Nel frattempo però sulla storia di Pierina Morosini si stavano muovendo i primi passi di quel processo, prima diocesano e poi in sede romana, che l’ha portata in tempi molto rapidi alla gloria degli altari. In una Lettera pastorale il compianto Monsignor Giulio Oggioni, a quell’epoca Vescovo di Bergamo, l’ha indicata come luminoso esempio di «una santità straordinaria nascosta e popolare», alimentata dalla famiglia, dalla parrocchia, dalla più genuina tradizione cristiana della gente bergamasca.
Oltre che nel martirio consapevolemente affrontato nella tutela della propria verginità e dignità, il messaggio di Pierina Morosini — innamorata della purezza, perfetta donna di casa, lavoratrice irreprensibile (negli undici anni in cui fu operaia tessitrice), laica impegnata — si sostanzia in una giusta valutazione dei beni terreni per lasciare tutta la dovuta preminenza a quelli eterei («Posseggo Dio — soleva dire — e questo mi basta»); in un invito ai credenti a sentirsi comunità di fratelli che si amano in quanto tutti figli di Dio; in una semplicità aperta e accogliente verso l’insegnamento della Chiesa quale criterio per discernere con oculatezza tra i messaggi di secolarità che provengono dalla cultura attuale.

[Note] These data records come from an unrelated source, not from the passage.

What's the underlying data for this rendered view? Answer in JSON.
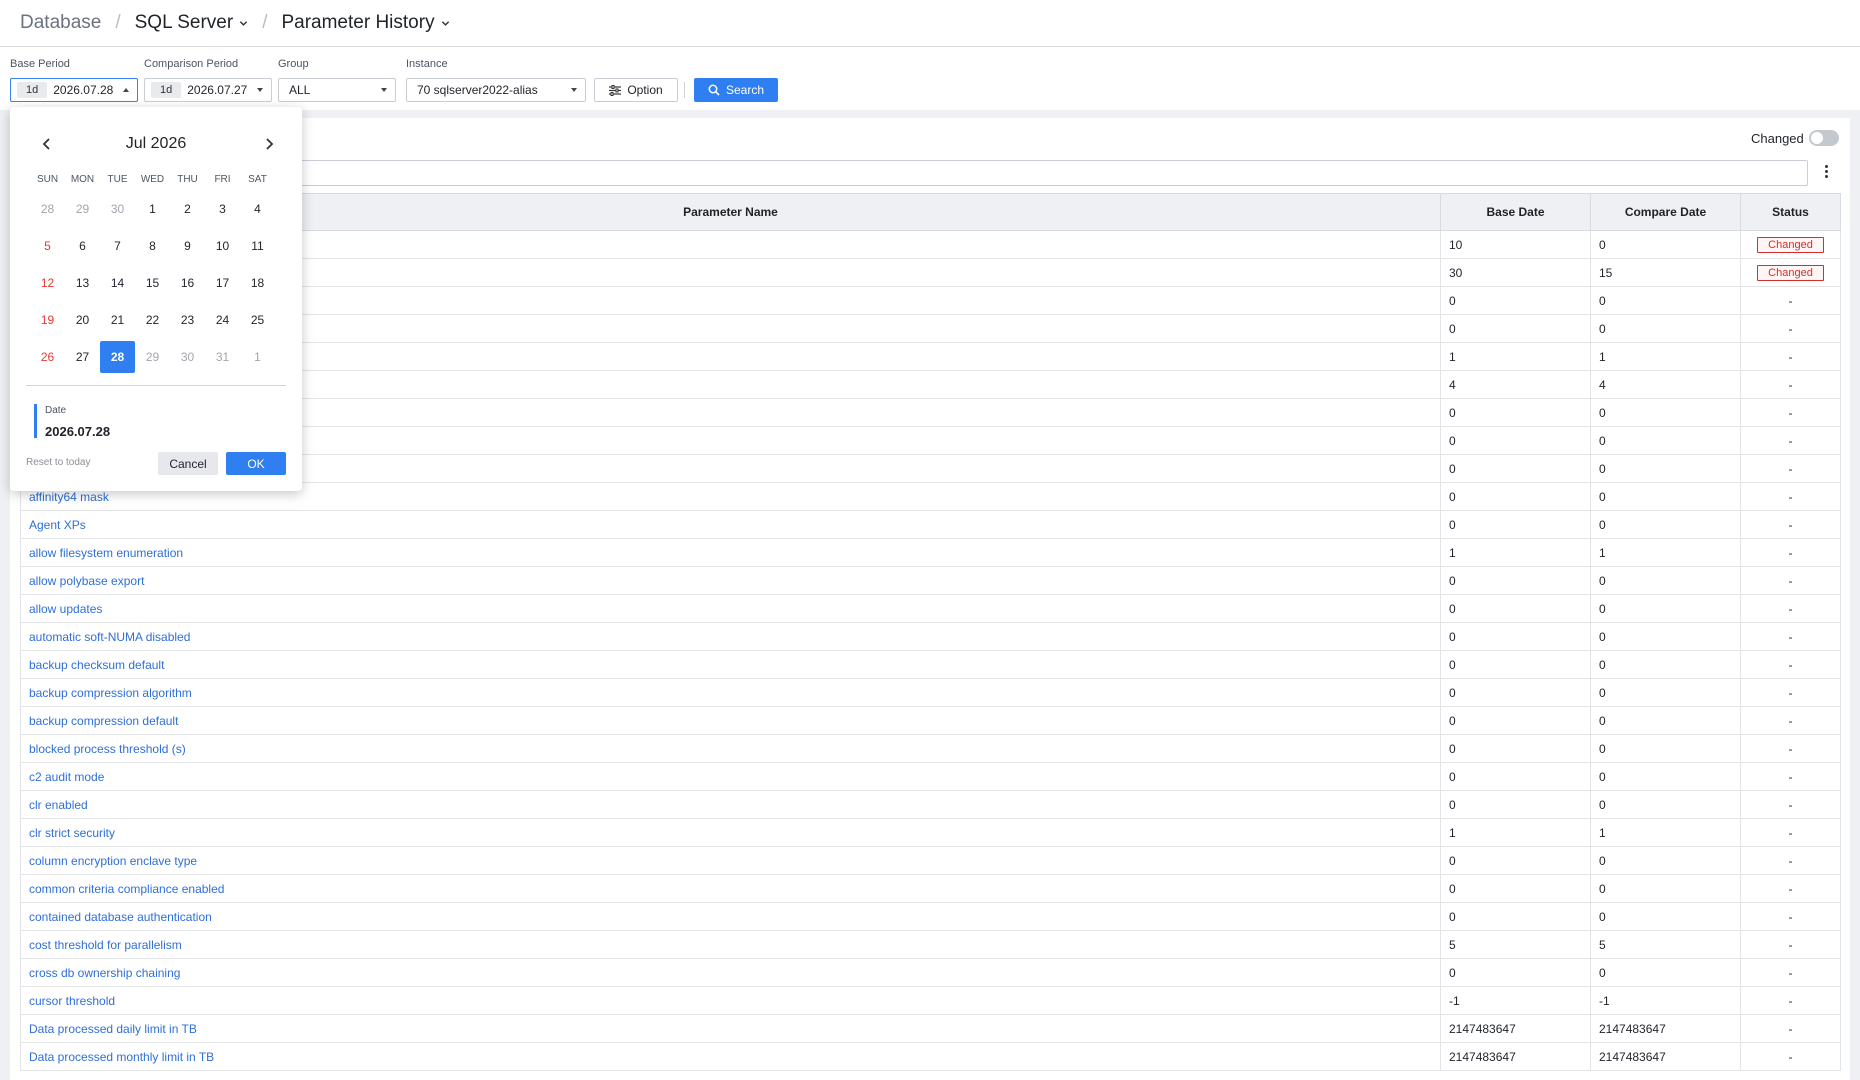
{
  "breadcrumb": {
    "root": "Database",
    "level2": "SQL Server",
    "level3": "Parameter History"
  },
  "filters": {
    "base_period": {
      "label": "Base Period",
      "range": "1d",
      "date": "2026.07.28"
    },
    "comparison_period": {
      "label": "Comparison Period",
      "range": "1d",
      "date": "2026.07.27"
    },
    "group": {
      "label": "Group",
      "value": "ALL"
    },
    "instance": {
      "label": "Instance",
      "value": "70 sqlserver2022-alias"
    },
    "option_label": "Option",
    "search_label": "Search"
  },
  "toolbar": {
    "changed_label": "Changed",
    "changed_toggle_on": false
  },
  "table": {
    "headers": [
      "Parameter Name",
      "Base Date",
      "Compare Date",
      "Status"
    ],
    "rows": [
      {
        "name": "",
        "base": "10",
        "compare": "0",
        "status": "Changed"
      },
      {
        "name": "",
        "base": "30",
        "compare": "15",
        "status": "Changed"
      },
      {
        "name": "",
        "base": "0",
        "compare": "0",
        "status": "-"
      },
      {
        "name": "",
        "base": "0",
        "compare": "0",
        "status": "-"
      },
      {
        "name": "",
        "base": "1",
        "compare": "1",
        "status": "-"
      },
      {
        "name": "",
        "base": "4",
        "compare": "4",
        "status": "-"
      },
      {
        "name": "",
        "base": "0",
        "compare": "0",
        "status": "-"
      },
      {
        "name": "",
        "base": "0",
        "compare": "0",
        "status": "-"
      },
      {
        "name": "",
        "base": "0",
        "compare": "0",
        "status": "-"
      },
      {
        "name": "affinity64 mask",
        "base": "0",
        "compare": "0",
        "status": "-"
      },
      {
        "name": "Agent XPs",
        "base": "0",
        "compare": "0",
        "status": "-"
      },
      {
        "name": "allow filesystem enumeration",
        "base": "1",
        "compare": "1",
        "status": "-"
      },
      {
        "name": "allow polybase export",
        "base": "0",
        "compare": "0",
        "status": "-"
      },
      {
        "name": "allow updates",
        "base": "0",
        "compare": "0",
        "status": "-"
      },
      {
        "name": "automatic soft-NUMA disabled",
        "base": "0",
        "compare": "0",
        "status": "-"
      },
      {
        "name": "backup checksum default",
        "base": "0",
        "compare": "0",
        "status": "-"
      },
      {
        "name": "backup compression algorithm",
        "base": "0",
        "compare": "0",
        "status": "-"
      },
      {
        "name": "backup compression default",
        "base": "0",
        "compare": "0",
        "status": "-"
      },
      {
        "name": "blocked process threshold (s)",
        "base": "0",
        "compare": "0",
        "status": "-"
      },
      {
        "name": "c2 audit mode",
        "base": "0",
        "compare": "0",
        "status": "-"
      },
      {
        "name": "clr enabled",
        "base": "0",
        "compare": "0",
        "status": "-"
      },
      {
        "name": "clr strict security",
        "base": "1",
        "compare": "1",
        "status": "-"
      },
      {
        "name": "column encryption enclave type",
        "base": "0",
        "compare": "0",
        "status": "-"
      },
      {
        "name": "common criteria compliance enabled",
        "base": "0",
        "compare": "0",
        "status": "-"
      },
      {
        "name": "contained database authentication",
        "base": "0",
        "compare": "0",
        "status": "-"
      },
      {
        "name": "cost threshold for parallelism",
        "base": "5",
        "compare": "5",
        "status": "-"
      },
      {
        "name": "cross db ownership chaining",
        "base": "0",
        "compare": "0",
        "status": "-"
      },
      {
        "name": "cursor threshold",
        "base": "-1",
        "compare": "-1",
        "status": "-"
      },
      {
        "name": "Data processed daily limit in TB",
        "base": "2147483647",
        "compare": "2147483647",
        "status": "-"
      },
      {
        "name": "Data processed monthly limit in TB",
        "base": "2147483647",
        "compare": "2147483647",
        "status": "-"
      }
    ]
  },
  "calendar": {
    "month_label": "Jul 2026",
    "weekdays": [
      "SUN",
      "MON",
      "TUE",
      "WED",
      "THU",
      "FRI",
      "SAT"
    ],
    "weeks": [
      [
        {
          "d": "28",
          "m": true
        },
        {
          "d": "29",
          "m": true
        },
        {
          "d": "30",
          "m": true
        },
        {
          "d": "1"
        },
        {
          "d": "2"
        },
        {
          "d": "3"
        },
        {
          "d": "4"
        }
      ],
      [
        {
          "d": "5"
        },
        {
          "d": "6"
        },
        {
          "d": "7"
        },
        {
          "d": "8"
        },
        {
          "d": "9"
        },
        {
          "d": "10"
        },
        {
          "d": "11"
        }
      ],
      [
        {
          "d": "12"
        },
        {
          "d": "13"
        },
        {
          "d": "14"
        },
        {
          "d": "15"
        },
        {
          "d": "16"
        },
        {
          "d": "17"
        },
        {
          "d": "18"
        }
      ],
      [
        {
          "d": "19"
        },
        {
          "d": "20"
        },
        {
          "d": "21"
        },
        {
          "d": "22"
        },
        {
          "d": "23"
        },
        {
          "d": "24"
        },
        {
          "d": "25"
        }
      ],
      [
        {
          "d": "26"
        },
        {
          "d": "27"
        },
        {
          "d": "28",
          "sel": true
        },
        {
          "d": "29",
          "m": true
        },
        {
          "d": "30",
          "m": true
        },
        {
          "d": "31",
          "m": true
        },
        {
          "d": "1",
          "m": true
        }
      ]
    ],
    "date_label": "Date",
    "date_value": "2026.07.28",
    "reset_label": "Reset to today",
    "cancel_label": "Cancel",
    "ok_label": "OK"
  },
  "colors": {
    "accent": "#2f7ff0",
    "link": "#2f6fd6",
    "changed": "#d32f2f",
    "sunday": "#e53935"
  },
  "icons": [
    "chevron-down-icon",
    "caret-up-icon",
    "caret-down-icon",
    "sliders-icon",
    "search-icon",
    "kebab-menu-icon",
    "chevron-left-icon",
    "chevron-right-icon"
  ]
}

Dopo la beatificazione e prima della collocazione definitiva nella chiesa parrocchiale di Fiobbio, l’urna con le spoglie mortali della giovane è stata portata in un lungo itinerario attraverso l’intera provincia bergamasca. La ragazza definita «incredibile», per l’altezza delle sue virtù praticate nella massima umiltà, è passata così tra la sua gente come esempio del cammino per arrivare a Dio. In questi dieci anni la sua gente — e altra venuta da lontano — è tornata costantemente da lei, a Fiobbio, per imparare meglio a seguire i suoi passi.